Currently, there are none Russian helicopters in operation. One crashed at sea last fall killing all eight on board. Another helicopter is based at the helipad station at Kap Heer just north of Barentsburg, but grounded for other reasons.
For GoArctica, the airport in Longyearbyen is gateway for incoming tourists. “There are charter-flights from Moscow bringing in coal miners. From this year, we have started to include tourists as passengers on these flights in one direction,” tells Ivan Velichenko. Longyearbyen is about 55 kilometres from Barentsburg. That is an hour and a half by boat depending on vessel and weather.
Since Svalbard is open for citizens of all signature countries to the treaty, Schengen visa-rules do not apply. But since most flights go to Oslo or Tromsø, a Schengen-visa is needed. More direct flights from cities like Moscow or Murmansk, either charter or regular scheduled, could boost number of Russian tourists.
Norwegian aviation authorities, however, are not very eager to grant new scheduled flights permission to land in Longyearbyen. In 2016, Finnair was refused to operate a summer route from Helsinki.
Additional to receiving tourists in Barentsburg, GoArctica organizes expedition tours to other sights. Like to Grumant, another abandoned Soviet settlement on the coast to Isfjorden. Here, the houses can still be used for overnight stays. Grumant is the old name Russian pomors gave to Svalbard hundreds of years ago. “Last year we had 32,000 visitors to Barentsburg and Pyramiden. That generated a income of 120 million rubles,” Velichenko says. “Even though only 600 of those were Russians, they stood for 40 percent of the turnover because they go for longer tours, maybe 4-5 days.”

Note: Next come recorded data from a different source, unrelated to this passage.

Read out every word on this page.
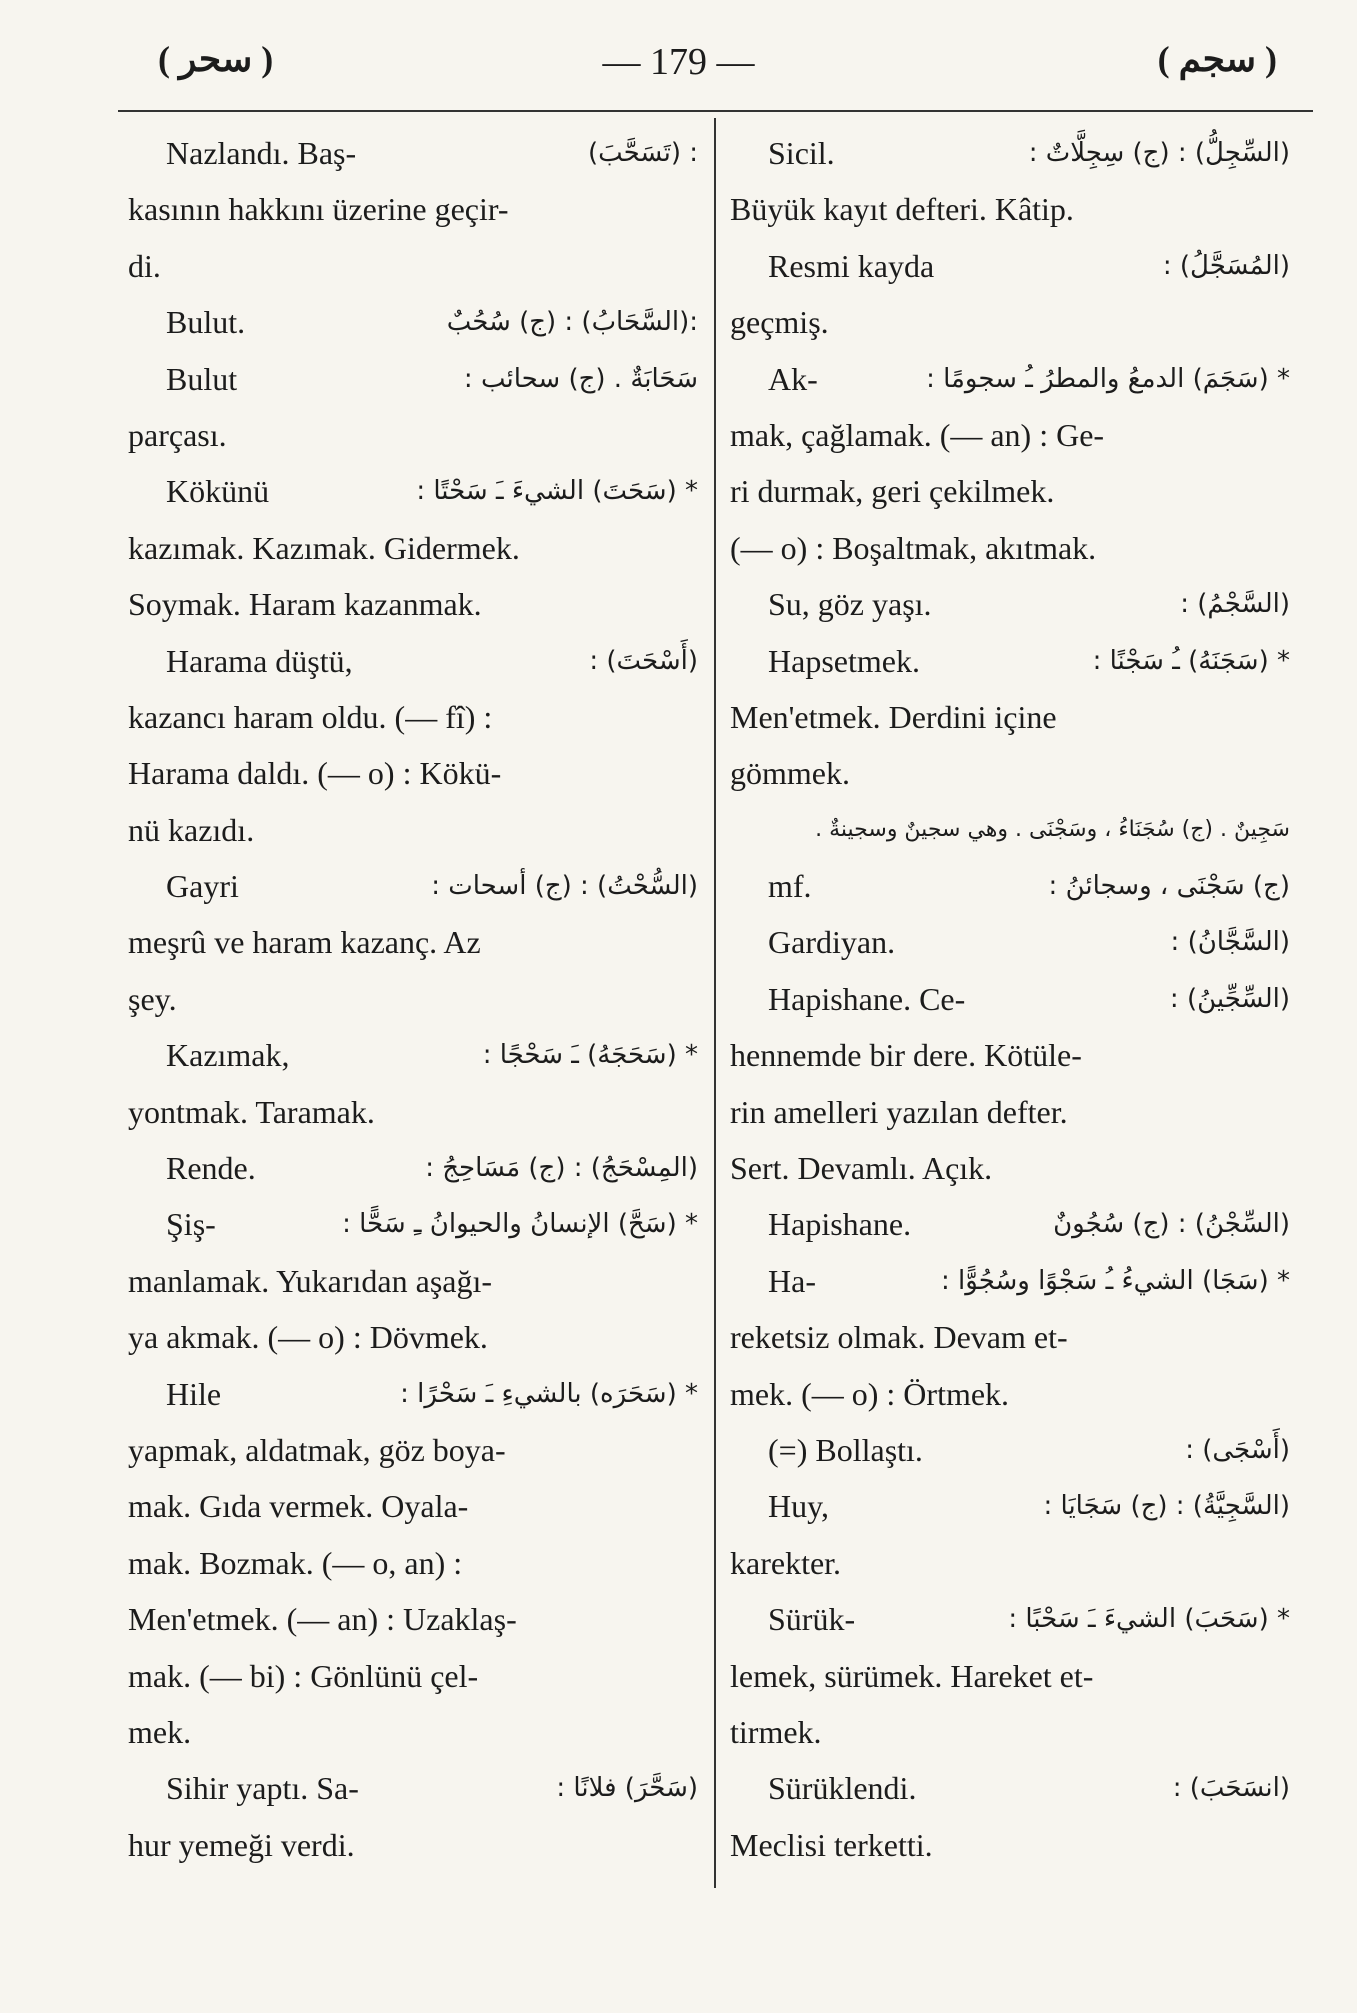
( سحر )	— 179 —	( سجم )
Nazlandı. Baş-	: (تَسَحَّبَ)
kasının hakkını üzerine geçir-
di.
Bulut.	:(السَّحَابُ) : (ج) سُحُبٌ
Bulut	سَحَابَةٌ . (ج) سحائب :
parçası.
Kökünü	* (سَحَتَ) الشيءَ ـَ سَحْتًا :
kazımak. Kazımak. Gidermek.
Soymak. Haram kazanmak.
Harama düştü,	(أَسْحَتَ) :
kazancı haram oldu. (— fî) :
Harama daldı. (— o) : Kökü-
nü kazıdı.
Gayri	(السُّحْتُ) : (ج) أسحات :
meşrû ve haram kazanç. Az
şey.
Kazımak,	* (سَحَجَهُ) ـَ سَحْجًا :
yontmak. Taramak.
Rende.	(المِسْحَجُ) : (ج) مَسَاحِجُ :
Şiş-	* (سَحَّ) الإنسانُ والحيوانُ ـِ سَحًّا :
manlamak. Yukarıdan aşağı-
ya akmak. (— o) : Dövmek.
Hile	* (سَحَرَه) بالشيءِ ـَ سَحْرًا :
yapmak, aldatmak, göz boya-
mak. Gıda vermek. Oyala-
mak. Bozmak. (— o, an) :
Men'etmek. (— an) : Uzaklaş-
mak. (— bi) : Gönlünü çel-
mek.
Sihir yaptı. Sa-	(سَحَّرَ) فلانًا :
hur yemeği verdi.
Sicil.	(السِّجِلُّ) : (ج) سِجِلَّاتٌ :
Büyük kayıt defteri. Kâtip.
Resmi kayda	(المُسَجَّلُ) :
geçmiş.
Ak-	* (سَجَمَ) الدمعُ والمطرُ ـُ سجومًا :
mak, çağlamak. (— an) : Ge-
ri durmak, geri çekilmek.
(— o) : Boşaltmak, akıtmak.
Su, göz yaşı.	(السَّجْمُ) :
Hapsetmek.	* (سَجَنَهُ) ـُ سَجْنًا :
Men'etmek. Derdini içine
gömmek.
سَجِينٌ . (ج) سُجَنَاءُ ، وسَجْنَى . وهي سجينٌ وسجينةٌ .
mf.	(ج) سَجْنَى ، وسجائنُ :
Gardiyan.	(السَّجَّانُ) :
Hapishane. Ce-	(السِّجِّينُ) :
hennemde bir dere. Kötüle-
rin amelleri yazılan defter.
Sert. Devamlı. Açık.
Hapishane.	(السِّجْنُ) : (ج) سُجُونٌ
Ha-	* (سَجَا) الشيءُ ـُ سَجْوًا وسُجُوًّا :
reketsiz olmak. Devam et-
mek. (— o) : Örtmek.
(=) Bollaştı.	(أَسْجَى) :
Huy,	(السَّجِيَّةُ) : (ج) سَجَايَا :
karekter.
Sürük-	* (سَحَبَ) الشيءَ ـَ سَحْبًا :
lemek, sürümek. Hareket et-
tirmek.
Sürüklendi.	(انسَحَبَ) :
Meclisi terketti.
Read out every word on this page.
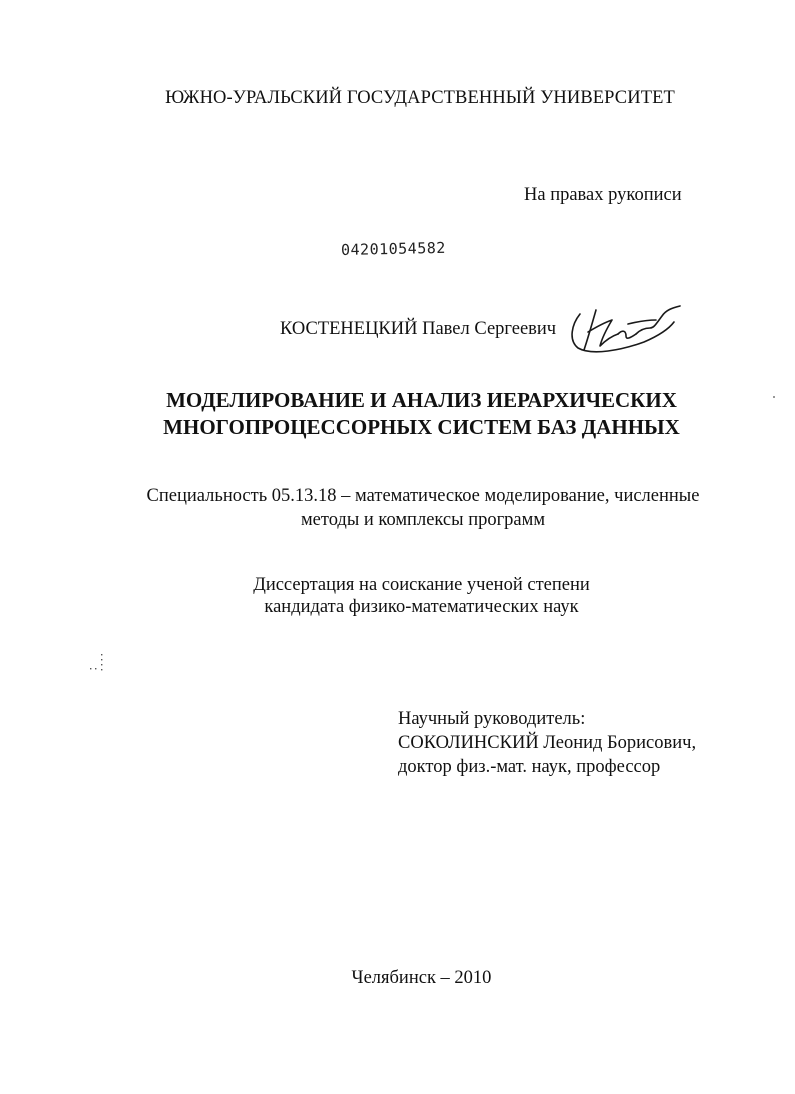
ЮЖНО-УРАЛЬСКИЙ ГОСУДАРСТВЕННЫЙ УНИВЕРСИТЕТ
На правах рукописи
04201054582
КОСТЕНЕЦКИЙ Павел Сергеевич
МОДЕЛИРОВАНИЕ И АНАЛИЗ ИЕРАРХИЧЕСКИХ
МНОГОПРОЦЕССОРНЫХ СИСТЕМ БАЗ ДАННЫХ
Специальность 05.13.18 – математическое моделирование, численные
методы и комплексы программ
Диссертация на соискание ученой степени
кандидата физико-математических наук
Научный руководитель:
СОКОЛИНСКИЙ Леонид Борисович,
доктор физ.-мат. наук, профессор
Челябинск – 2010
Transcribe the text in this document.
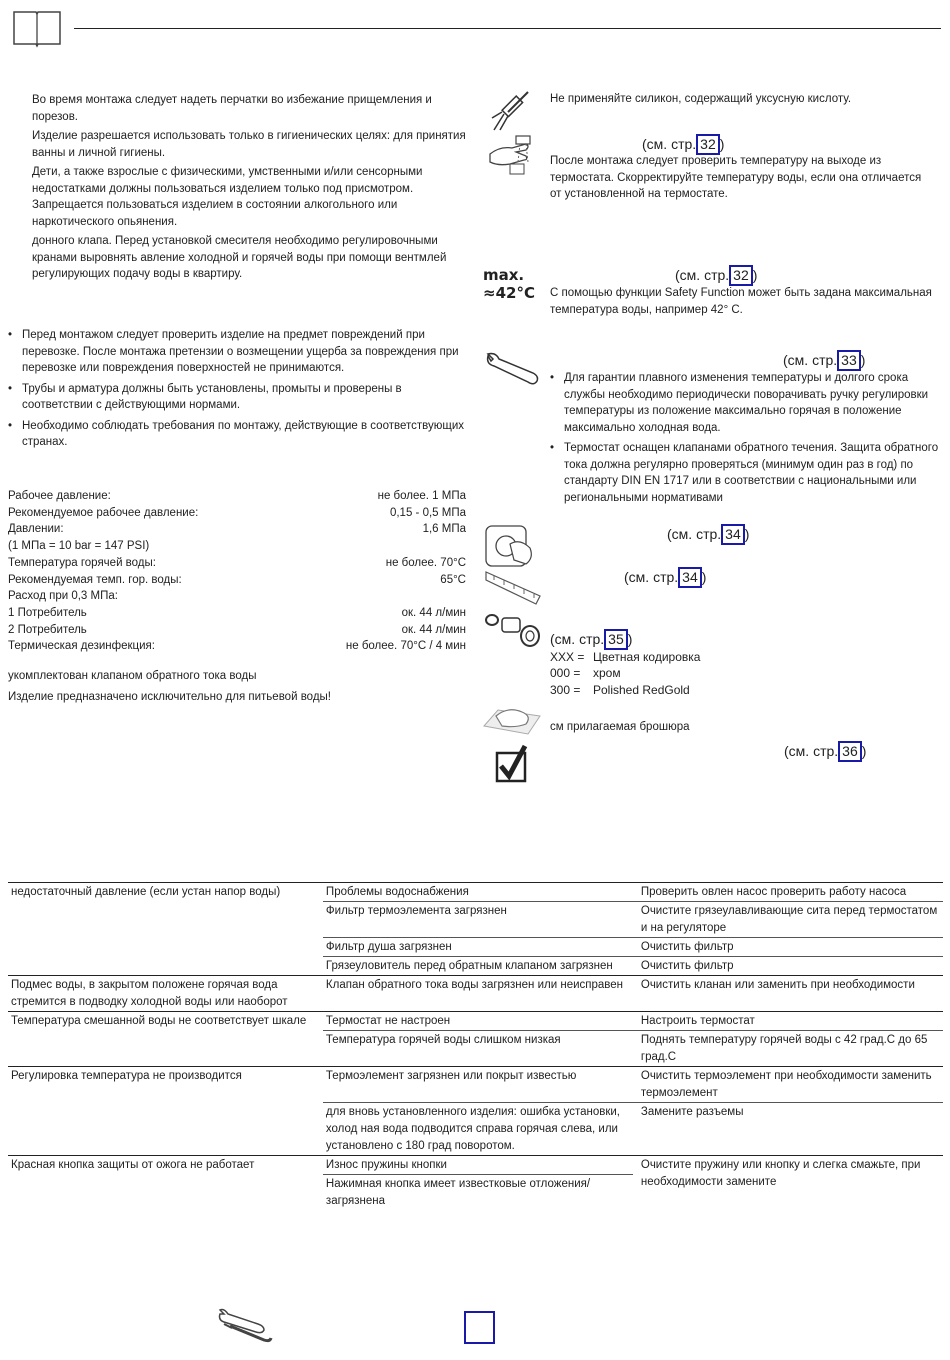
Во время монтажа следует надеть перчатки во избежание прищемления и порезов.

Изделие разрешается использовать только в гигиенических целях: для принятия ванны и личной гигиены.

Дети, а также взрослые с физическими, умственными и/или сенсорными недостатками должны пользоваться изделием только под присмотром. Запрещается пользоваться изделием в состоянии алкогольного или наркотического опьянения.

донного клапа. Перед установкой смесителя необходимо регулировочными кранами выровнять авление холодной и горячей воды при помощи вентмлей регулирующих подачу воды в квартиру.

• Перед монтажом следует проверить изделие на предмет повреждений при перевозке. После монтажа претензии о возмещении ущерба за повреждения при перевозке или повреждения поверхностей не принимаются.

• Трубы и арматура должны быть установлены, промыты и проверены в соответствии с действующими нормами.

• Необходимо соблюдать требования по монтажу, действующие в соответствующих странах.

Рабочее давление:	не более. 1 МПа
Рекомендуемое рабочее давление:	0,15 - 0,5 МПа
Давлении:	1,6 МПа
(1 МПа = 10 bar = 147 PSI)
Температура горячей воды:	не более. 70°C
Рекомендуемая темп. гор. воды:	65°C
Расход при 0,3 МПа:
1 Потребитель	ок. 44 л/мин
2 Потребитель	ок. 44 л/мин
Термическая дезинфекция:	не более. 70°C / 4 мин

укомплектован клапаном обратного тока воды

Изделие предназначено исключительно для питьевой воды!

max.
≈42°C

Не применяйте силикон, содержащий уксусную кислоту.

(см. стр. 32 )

После монтажа следует проверить температуру на выходе из термостата. Скорректируйте температуру воды, если она отличается от установленной на термостате.

(см. стр. 32 )

С помощью функции Safety Function может быть задана максимальная температура воды, например 42° C.

(см. стр. 33 )

• Для гарантии плавного изменения температуры и долгого срока службы необходимо периодически поворачивать ручку регулировки температуры из положение максимально горячая в положение максимально холодная вода.

• Термостат оснащен клапанами обратного течения. Защита обратного тока должна регулярно проверяться (минимум один раз в год) по стандарту DIN EN 1717 или в соответствии с национальными или региональными нормативами

(см. стр. 34 )
(см. стр. 34 )
(см. стр. 35 )
XXX = Цветная кодировка
000 = хром
300 = Polished RedGold

см прилагаемая брошюра

(см. стр. 36 )
недостаточный давление (если устан напор воды)	Проблемы водоснабжения	Проверить овлен насос проверить работу насоса
	Фильтр термоэлемента загрязнен	Очистите грязеулавливающие сита перед термостатом и на регуляторе
	Фильтр душа загрязнен	Очистить фильтр
	Грязеуловитель перед обратным клапаном загрязнен	Очистить фильтр
Подмес воды, в закрытом положене горячая вода стремится в подводку холодной воды или наоборот	Клапан обратного тока воды загрязнен или неисправен	Очистить кланан или заменить при необходимости
Температура смешанной воды не соответствует шкале	Термостат не настроен	Настроить термостат
	Температура горячей воды слишком низкая	Поднять температуру горячей воды с 42 град.С до 65 град.С
Регулировка температура не производится	Термоэлемент загрязнен или покрыт известью	Очистить термоэлемент при необходимости заменить термоэлемент
	для вновь установленного изделия: ошибка установки, холод ная вода подводится справа горячая слева, или установлено с 180 град поворотом.	Замените разъемы
Красная кнопка защиты от ожога не работает	Износ пружины кнопки	Очистите пружину или кнопку и слегка смажьте, при необходимости замените
	Нажимная кнопка имеет известковые отложения/ загрязнена	
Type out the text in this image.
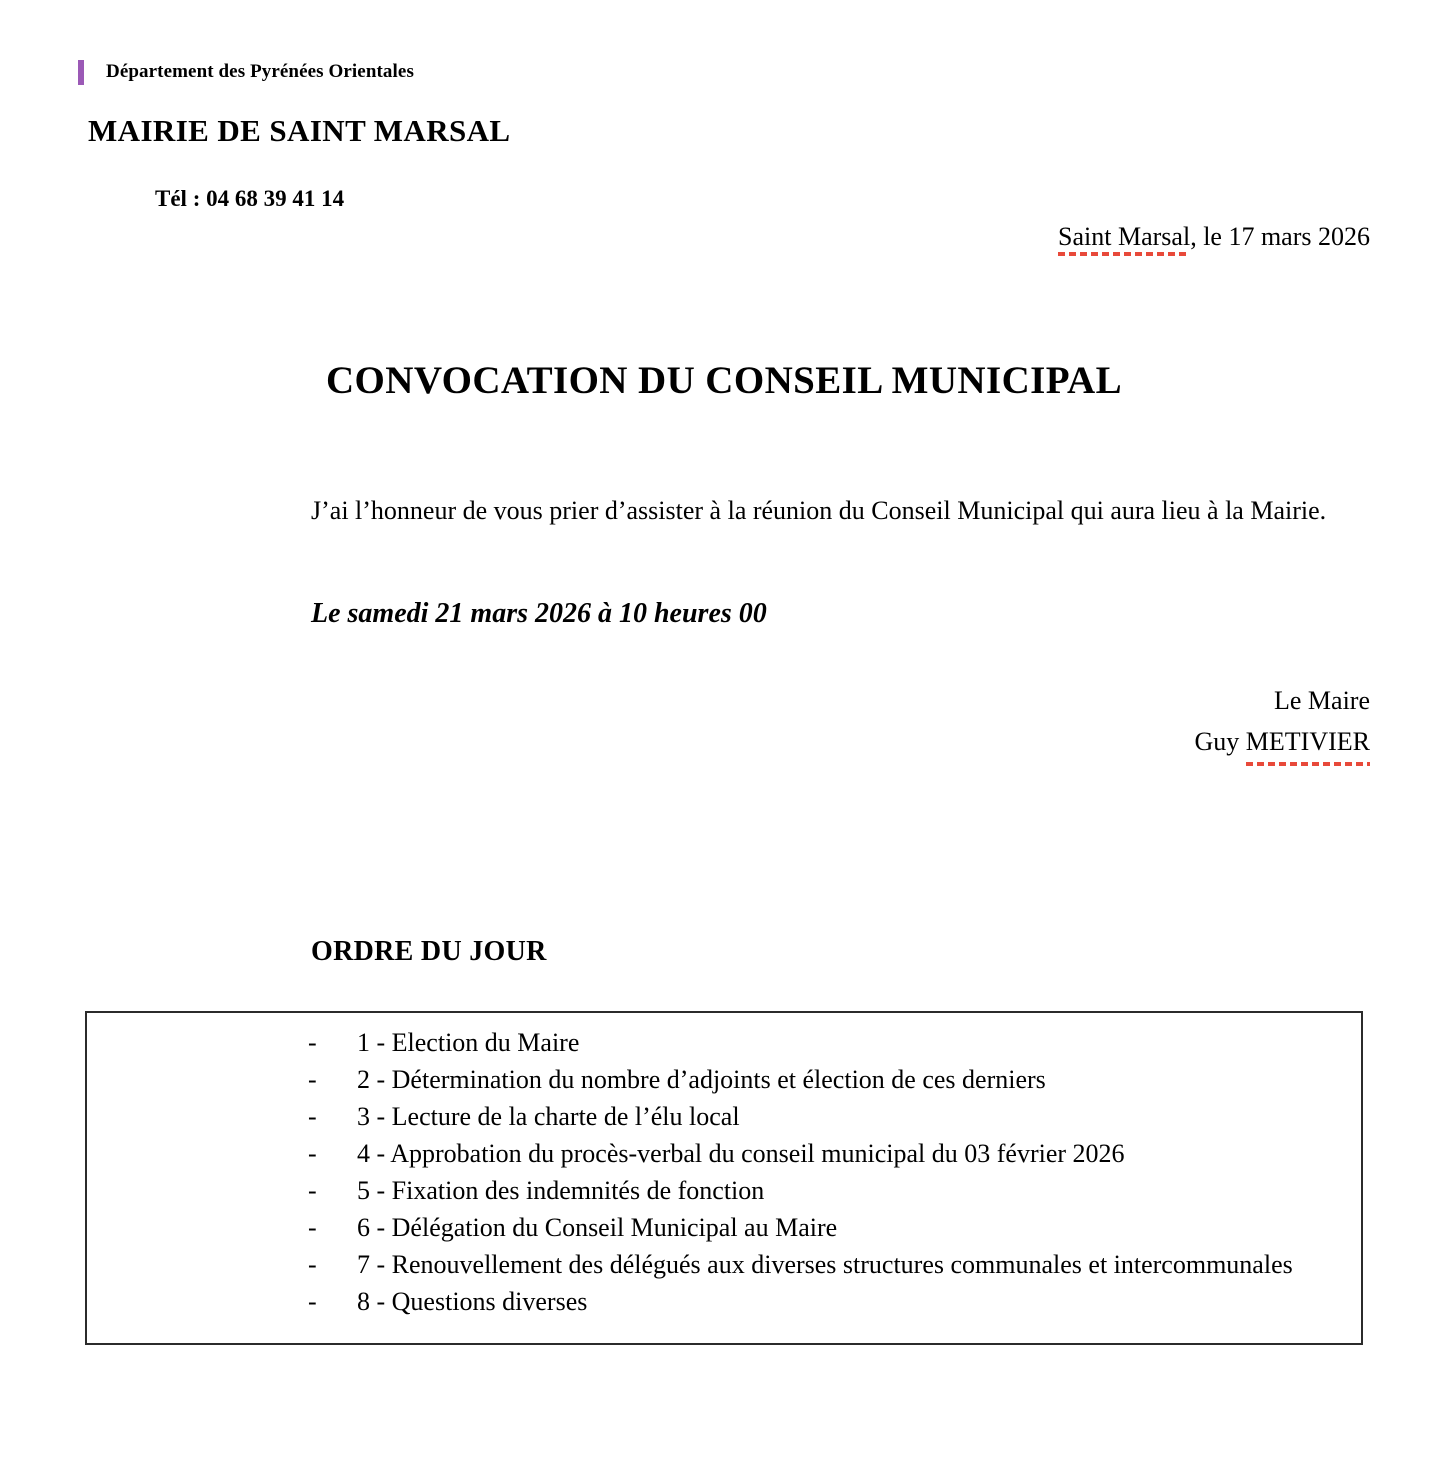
Département des Pyrénées Orientales
MAIRIE DE SAINT MARSAL
Tél : 04 68 39 41 14
Saint Marsal, le 17 mars 2026
CONVOCATION DU CONSEIL MUNICIPAL
J’ai l’honneur de vous prier d’assister à la réunion du Conseil Municipal qui aura lieu à la Mairie.
Le samedi 21 mars 2026 à 10 heures 00
Le Maire
Guy METIVIER
ORDRE DU JOUR
- 1 - Election du Maire
- 2 - Détermination du nombre d’adjoints et élection de ces derniers
- 3 - Lecture de la charte de l’élu local
- 4 - Approbation du procès-verbal du conseil municipal du 03 février 2026
- 5 - Fixation des indemnités de fonction
- 6 - Délégation du Conseil Municipal au Maire
- 7 - Renouvellement des délégués aux diverses structures communales et intercommunales
- 8 - Questions diverses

“Barentsburg is a great entrance to the Russian Arctic,” Ivan Velichenko explains. Cruise liners can sail directly from Svalbard to Franz Josef Land, like Poseidon Expedition did several times this summer. “We have a Russian Consulate General here in Barentsburg, which can issue Russian visas. That is great.”
Barentsburg could be the tourist gateway to the Russian Arctic.
In April, tourism development was on the agenda as a Russian government commission met on Svalbard. An action plan for tourism development is to be elaborated, the Commission decided. The plan will includes ways to boost the use of Murmansk and Arkhangelsk sea ports in transporting tourists to Svalbard, a government press relase said after the meeting.
Meanwhile, the mining company’s tourist business is moving forward step by step. Plans includes another new hotel, maybe within the next few years. A supermarket will come and GoArctic will be around 100 employees, Velichenko predicts.
“Tourism will grow while mining is likely to decrease.”